11th Circuit in 2-1 decision strikes down conversion therapy ban

 Here's the opinion, which was written by Judge Grant and joined by Judge Lagoa.  Judge Martin dissented. (Judge Rosenberg was the district judge.)

The Sun-Sentinel covers it here:

A federal appeals court struck down Boca Raton’s ban on conversion therapy for gay adolescents struggling to come to terms with their sexuality, calling the ban an infringement on the First Amendment rights of the teens and the counselors who try to treat them.

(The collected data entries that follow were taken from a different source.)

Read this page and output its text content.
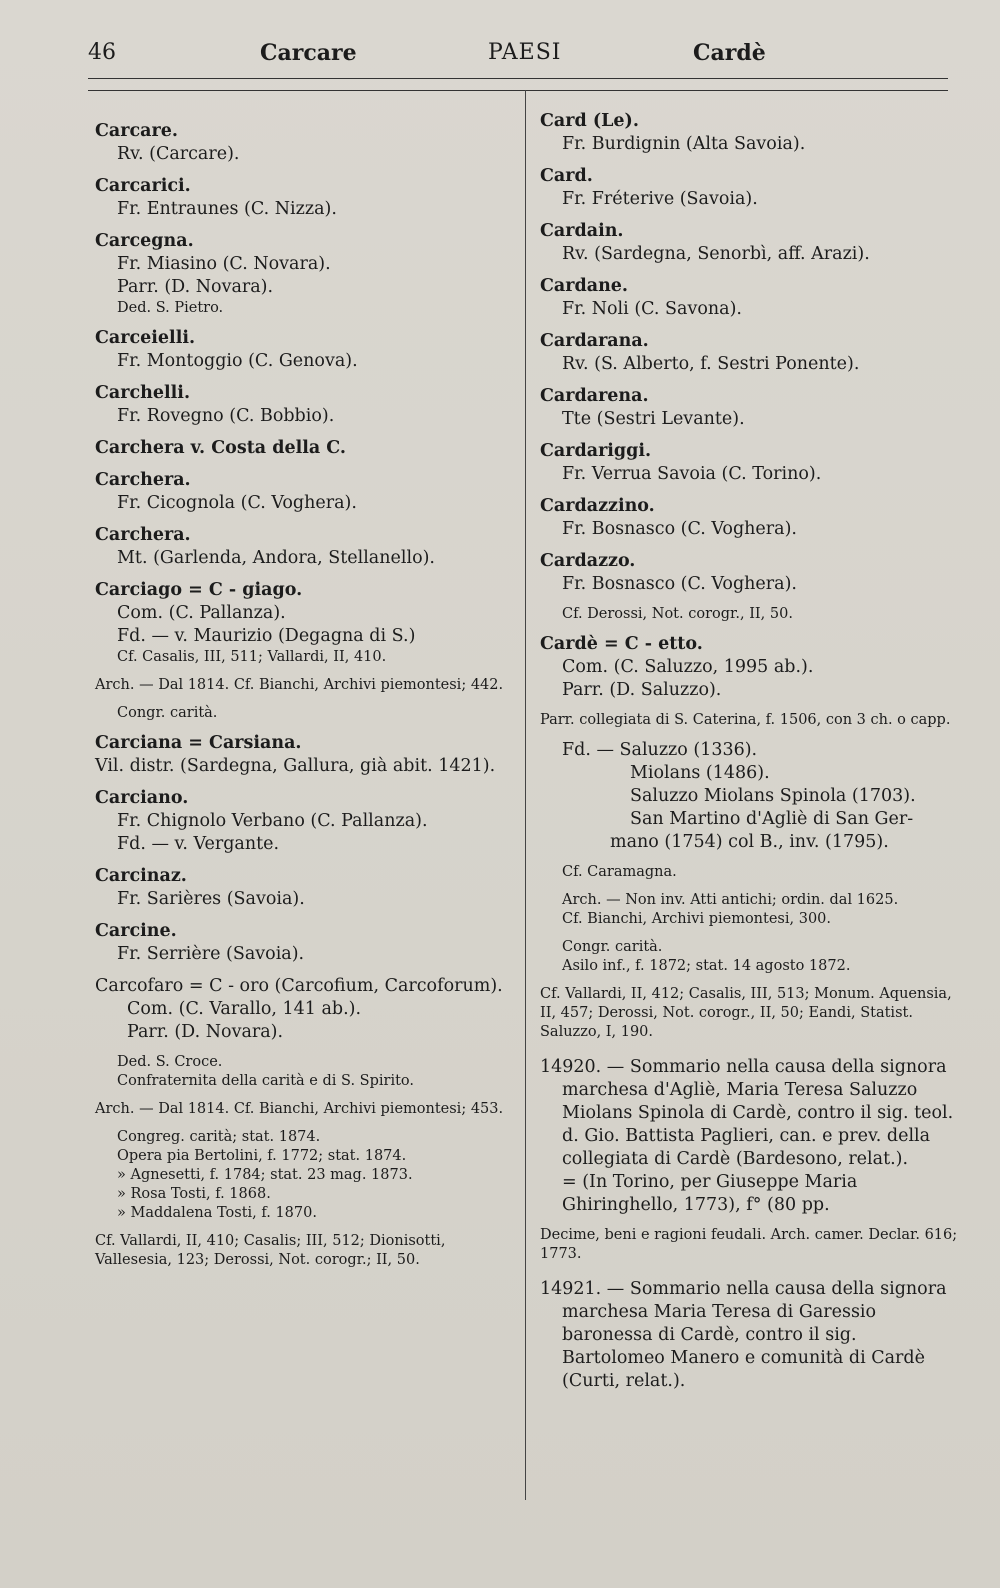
46	Carcare	PAESI	Cardè
Carcare.
Rv. (Carcare).
Carcarici.
Fr. Entraunes (C. Nizza).
Carcegna.
Fr. Miasino (C. Novara).
Parr. (D. Novara).
Ded. S. Pietro.
Carceielli.
Fr. Montoggio (C. Genova).
Carchelli.
Fr. Rovegno (C. Bobbio).
Carchera v. Costa della C.
Carchera.
Fr. Cicognola (C. Voghera).
Carchera.
Mt. (Garlenda, Andora, Stellanello).
Carciago = C - giago.
Com. (C. Pallanza).
Fd. — v. Maurizio (Degagna di S.)
Cf. Casalis, III, 511; Vallardi, II, 410.
Arch. — Dal 1814. Cf. Bianchi, Archivi piemontesi; 442.
Congr. carità.
Carciana = Carsiana.
Vil. distr. (Sardegna, Gallura, già abit. 1421).
Carciano.
Fr. Chignolo Verbano (C. Pallanza).
Fd. — v. Vergante.
Carcinaz.
Fr. Sarières (Savoia).
Carcine.
Fr. Serrière (Savoia).
Carcofaro = C - oro (Carcofium, Carcoforum).
Com. (C. Varallo, 141 ab.).
Parr. (D. Novara).
Ded. S. Croce.
Confraternita della carità e di S. Spirito.
Arch. — Dal 1814. Cf. Bianchi, Archivi piemontesi; 453.
Congreg. carità; stat. 1874.
Opera pia Bertolini, f. 1772; stat. 1874.
» Agnesetti, f. 1784; stat. 23 mag. 1873.
» Rosa Tosti, f. 1868.
» Maddalena Tosti, f. 1870.
Cf. Vallardi, II, 410; Casalis; III, 512; Dionisotti, Vallesesia, 123; Derossi, Not. corogr.; II, 50.
Card (Le).
Fr. Burdignin (Alta Savoia).
Card.
Fr. Fréterive (Savoia).
Cardain.
Rv. (Sardegna, Senorbì, aff. Arazi).
Cardane.
Fr. Noli (C. Savona).
Cardarana.
Rv. (S. Alberto, f. Sestri Ponente).
Cardarena.
Tte (Sestri Levante).
Cardariggi.
Fr. Verrua Savoia (C. Torino).
Cardazzino.
Fr. Bosnasco (C. Voghera).
Cardazzo.
Fr. Bosnasco (C. Voghera).
Cf. Derossi, Not. corogr., II, 50.
Cardè = C - etto.
Com. (C. Saluzzo, 1995 ab.).
Parr. (D. Saluzzo).
Parr. collegiata di S. Caterina, f. 1506, con 3 ch. o capp.
Fd. — Saluzzo (1336).
Miolans (1486).
Saluzzo Miolans Spinola (1703).
San Martino d'Agliè di San Ger-
mano (1754) col B., inv. (1795).
Cf. Caramagna.
Arch. — Non inv. Atti antichi; ordin. dal 1625.
Cf. Bianchi, Archivi piemontesi, 300.
Congr. carità.
Asilo inf., f. 1872; stat. 14 agosto 1872.
Cf. Vallardi, II, 412; Casalis, III, 513; Monum. Aquensia, II, 457; Derossi, Not. corogr., II, 50; Eandi, Statist. Saluzzo, I, 190.
14920. — Sommario nella causa della signora marchesa d'Agliè, Maria Teresa Saluzzo Miolans Spinola di Cardè, contro il sig. teol. d. Gio. Battista Paglieri, can. e prev. della collegiata di Cardè (Bardesono, relat.).
= (In Torino, per Giuseppe Maria
Ghiringhello, 1773), f° (80 pp.
Decime, beni e ragioni feudali. Arch. camer. Declar. 616; 1773.
14921. — Sommario nella causa della signora marchesa Maria Teresa di Garessio baronessa di Cardè, contro il sig. Bartolomeo Manero e comunità di Cardè (Curti, relat.).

Licensed family therapists Robert Otto and Judy Hamilton sued the city for the right to talk to their juvenile clients about conversion if the clients had “unwanted” attraction to members of the same gender or “confusion” about their gender identity.

The city’s ordinance prohibited conversion therapy as harmful to the health and emotional development of lesbian, gay, bisexual, transgender and other youth. A district court upheld the law, but Otto and Hamilton appealed, backed by religious-liberty advocates at Liberty Counsel.

A three-judge panel at the Eleventh Circuit Court of Appeals in Atlanta overturned the earlier decision by a 2-1 vote. “We understand and appreciate that the therapy is highly controversial,” wrote Judge Britt Grant. “But the First Amendment has no carveout for controversial speech. We hold that the challenged ordinances violate the First Amendment because they are content-based regulations of speech that cannot survive strict scrutiny.”

Luckily Rudy Giuliani wasn't arguing the case as he could not answer questions about strict scrutiny last week.